This is Brent, President of B2C, talking about a push-up, a very versatile exercise that
is great for the chest component of our resistance training progressions. I'm going to have
Mike come out, a good friend of mine, demonstrate a push up for us. The first
thing I want you to think about is that the push-up is nothing more than a
dynamic plank. So I want to get Mike set up in the perfect plank position. The way we're going
to do that is first align our kinetic chain checkpoints his feet are going to be hip
width. I have Mike dorsiflexed here so that the balls of his feet touch the floor. The
reason we do that is if we can get the balls of his feet to touch the floor he can then
engage his quads and glutes and push the balls of his feet through the floor,
reinforcing triple extension mechanics and getting his hips nice and
stable. From there we can tuck him under a little bit, draw-in, and we've got a
perfect plank. Now, the question is can he do it dynamically with a push-up. So
let me go ahead and see a push-up Mike. You can see, he can keep that plank
position. Now, let's talk about some things that happen in the upper body that
might not be so great. First thing we usually see is sometimes people will come
up, but they won't come up all of the way. Can I have you collapse - you're perfect. How many of
you have seen this type of push up? We want to make sure that when people push up, they come all
the way up into protraction. This is good. This increases serratus anterior strength,
and stabilization of the scapula. The other thing I see is, I'm going to have Mike descend
into a push-up, but show us the scapular elevation that's common with
people who can't support their shoulder girdle. Good. We see a lot of that, a
lot of people up here. Alright, obviously Mike can do a perfect pushup, so
let's go ahead and show everybody what perfect pushup looks like. The next type of
progression we'll talk about is our relative flexibility progression. So our
relative flexibility progression is first, arms close to the side. So if he lets
his elbows pass right by his side, this takes very little flexibility, it takes
very little stability from the scapular stabilizers. Even somebody with upper
body dysfunction, their arms fall forward during an overhead squat or they have a lot of
tightness, that protracted shoulder girdle. Most can do an elbows close to
the side, do one more for me, push up, without pain, without discomfort, without
reinforcing that compensation pattern. As we work on that with our corrective
exercise program, we'll then progress to a transverse plane push-up, or a wide grip push up.

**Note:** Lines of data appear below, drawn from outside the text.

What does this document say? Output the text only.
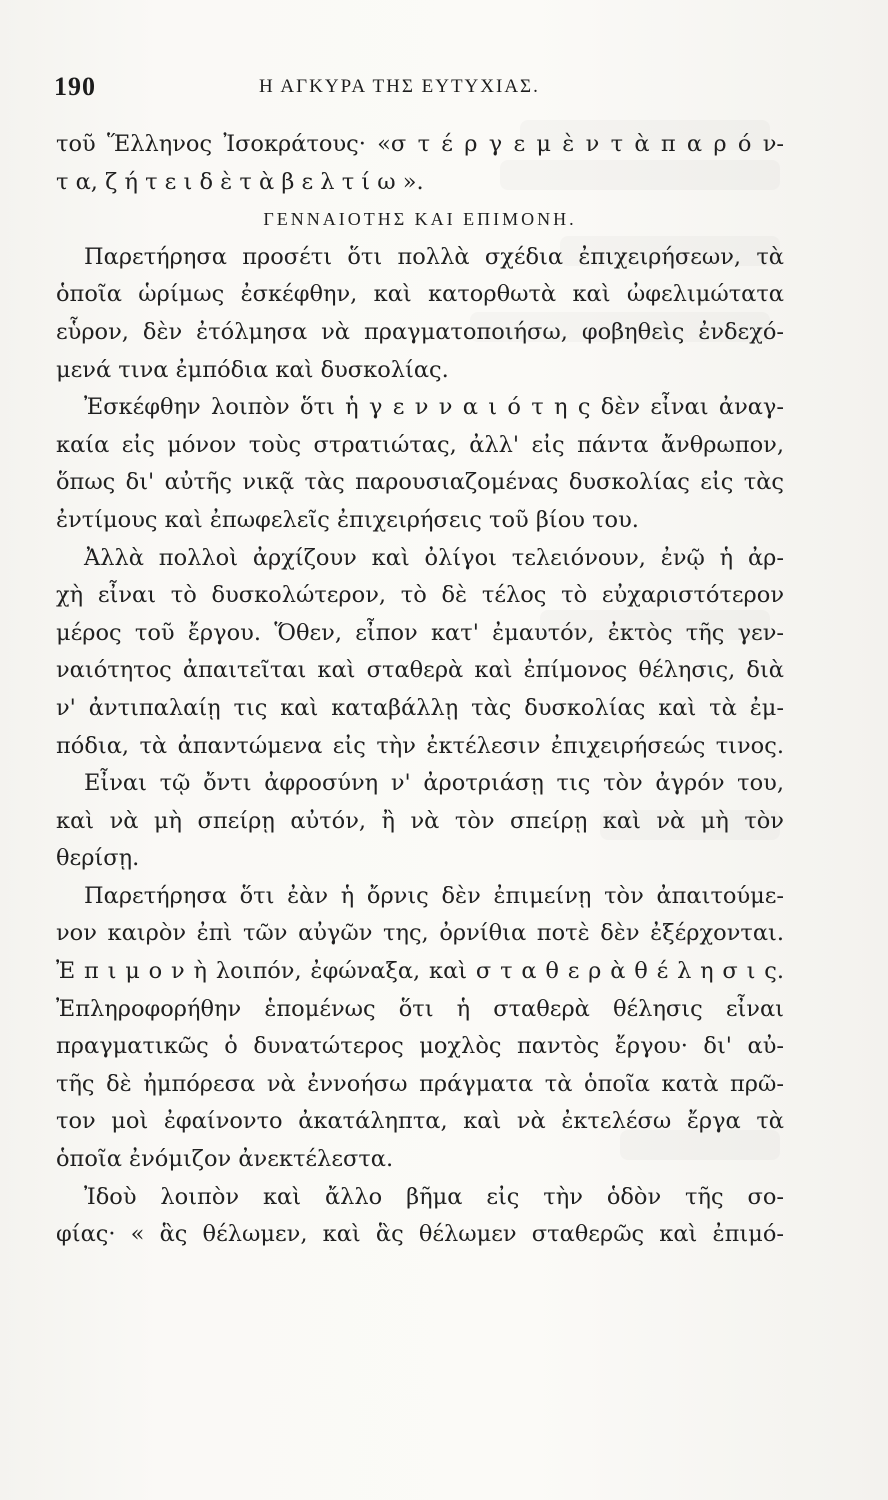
190	Η ΑΓΚΥΡΑ ΤΗΣ ΕΥΤΥΧΙΑΣ.
τοῦ Ἕλληνος Ἰσοκράτους· «σ τ έ ρ γ ε μ ὲ ν τ ὰ π α ρ ό ν-
τ α, ζ ή τ ε ι δ ὲ τ ὰ β ε λ τ ί ω ».
ΓΕΝΝΑΙΟΤΗΣ ΚΑΙ ΕΠΙΜΟΝΗ.
Παρετήρησα προσέτι ὅτι πολλὰ σχέδια ἐπιχειρήσεων, τὰ
ὁποῖα ὡρίμως ἐσκέφθην, καὶ κατορθωτὰ καὶ ὠφελιμώτατα
εὗρον, δὲν ἐτόλμησα νὰ πραγματοποιήσω, φοβηθεὶς ἐνδεχό-
μενά τινα ἐμπόδια καὶ δυσκολίας.
Ἐσκέφθην λοιπὸν ὅτι ἡ γ ε ν ν α ι ό τ η ς δὲν εἶναι ἀναγ-
καία εἰς μόνον τοὺς στρατιώτας, ἀλλ' εἰς πάντα ἄνθρωπον,
ὅπως δι' αὐτῆς νικᾷ τὰς παρουσιαζομένας δυσκολίας εἰς τὰς
ἐντίμους καὶ ἐπωφελεῖς ἐπιχειρήσεις τοῦ βίου του.
Ἀλλὰ πολλοὶ ἀρχίζουν καὶ ὀλίγοι τελειόνουν, ἐνῷ ἡ ἀρ-
χὴ εἶναι τὸ δυσκολώτερον, τὸ δὲ τέλος τὸ εὐχαριστότερον
μέρος τοῦ ἔργου. Ὅθεν, εἶπον κατ' ἐμαυτόν, ἐκτὸς τῆς γεν-
ναιότητος ἀπαιτεῖται καὶ σταθερὰ καὶ ἐπίμονος θέλησις, διὰ
ν' ἀντιπαλαίῃ τις καὶ καταβάλλῃ τὰς δυσκολίας καὶ τὰ ἐμ-
πόδια, τὰ ἀπαντώμενα εἰς τὴν ἐκτέλεσιν ἐπιχειρήσεώς τινος.
Εἶναι τῷ ὄντι ἀφροσύνη ν' ἀροτριάσῃ τις τὸν ἀγρόν του,
καὶ νὰ μὴ σπείρῃ αὐτόν, ἢ νὰ τὸν σπείρῃ καὶ νὰ μὴ τὸν
θερίσῃ.
Παρετήρησα ὅτι ἐὰν ἡ ὄρνις δὲν ἐπιμείνῃ τὸν ἀπαιτούμε-
νον καιρὸν ἐπὶ τῶν αὐγῶν της, ὀρνίθια ποτὲ δὲν ἐξέρχονται.
Ἐ π ι μ ο ν ὴ λοιπόν, ἐφώναξα, καὶ σ τ α θ ε ρ ὰ θ έ λ η σ ι ς.
Ἐπληροφορήθην ἑπομένως ὅτι ἡ σταθερὰ θέλησις εἶναι
πραγματικῶς ὁ δυνατώτερος μοχλὸς παντὸς ἔργου· δι' αὐ-
τῆς δὲ ἠμπόρεσα νὰ ἐννοήσω πράγματα τὰ ὁποῖα κατὰ πρῶ-
τον μοὶ ἐφαίνοντο ἀκατάληπτα, καὶ νὰ ἐκτελέσω ἔργα τὰ
ὁποῖα ἐνόμιζον ἀνεκτέλεστα.
Ἰδοὺ λοιπὸν καὶ ἄλλο βῆμα εἰς τὴν ὁδὸν τῆς σο-
φίας· « ἃς θέλωμεν, καὶ ἃς θέλωμεν σταθερῶς καὶ ἐπιμό-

From there, if somebody gets optimal
flexibility and stability in the upper body, then we can go into a push up with
rotation. Push-ups with rotation have some great advantages, they increase serratus
anterior strength, stability, as well as
mobility as he opens up his whole chest. Now, if all of this is too hard, we need
to decrease the amount of weight we use, all we have to do is drop down to the knees.
All of those same progressions apply, save for push-up with rotation, it's a
little awkward to do a push up with rotation on your knees. We could add
stability to these exercises or add instable environments to these exercises
by either - let me have you go back into a regular push-up - we can go to a push-up with one leg.
Have people think about getting longer than high.
If we really wanted to be mean to Mike we can have a stability ball under his legs
or if we wanted to do really hard, under his hands.
We can put
medicine balls or Airex pads for people who are down on their knees. Don't get them up too high.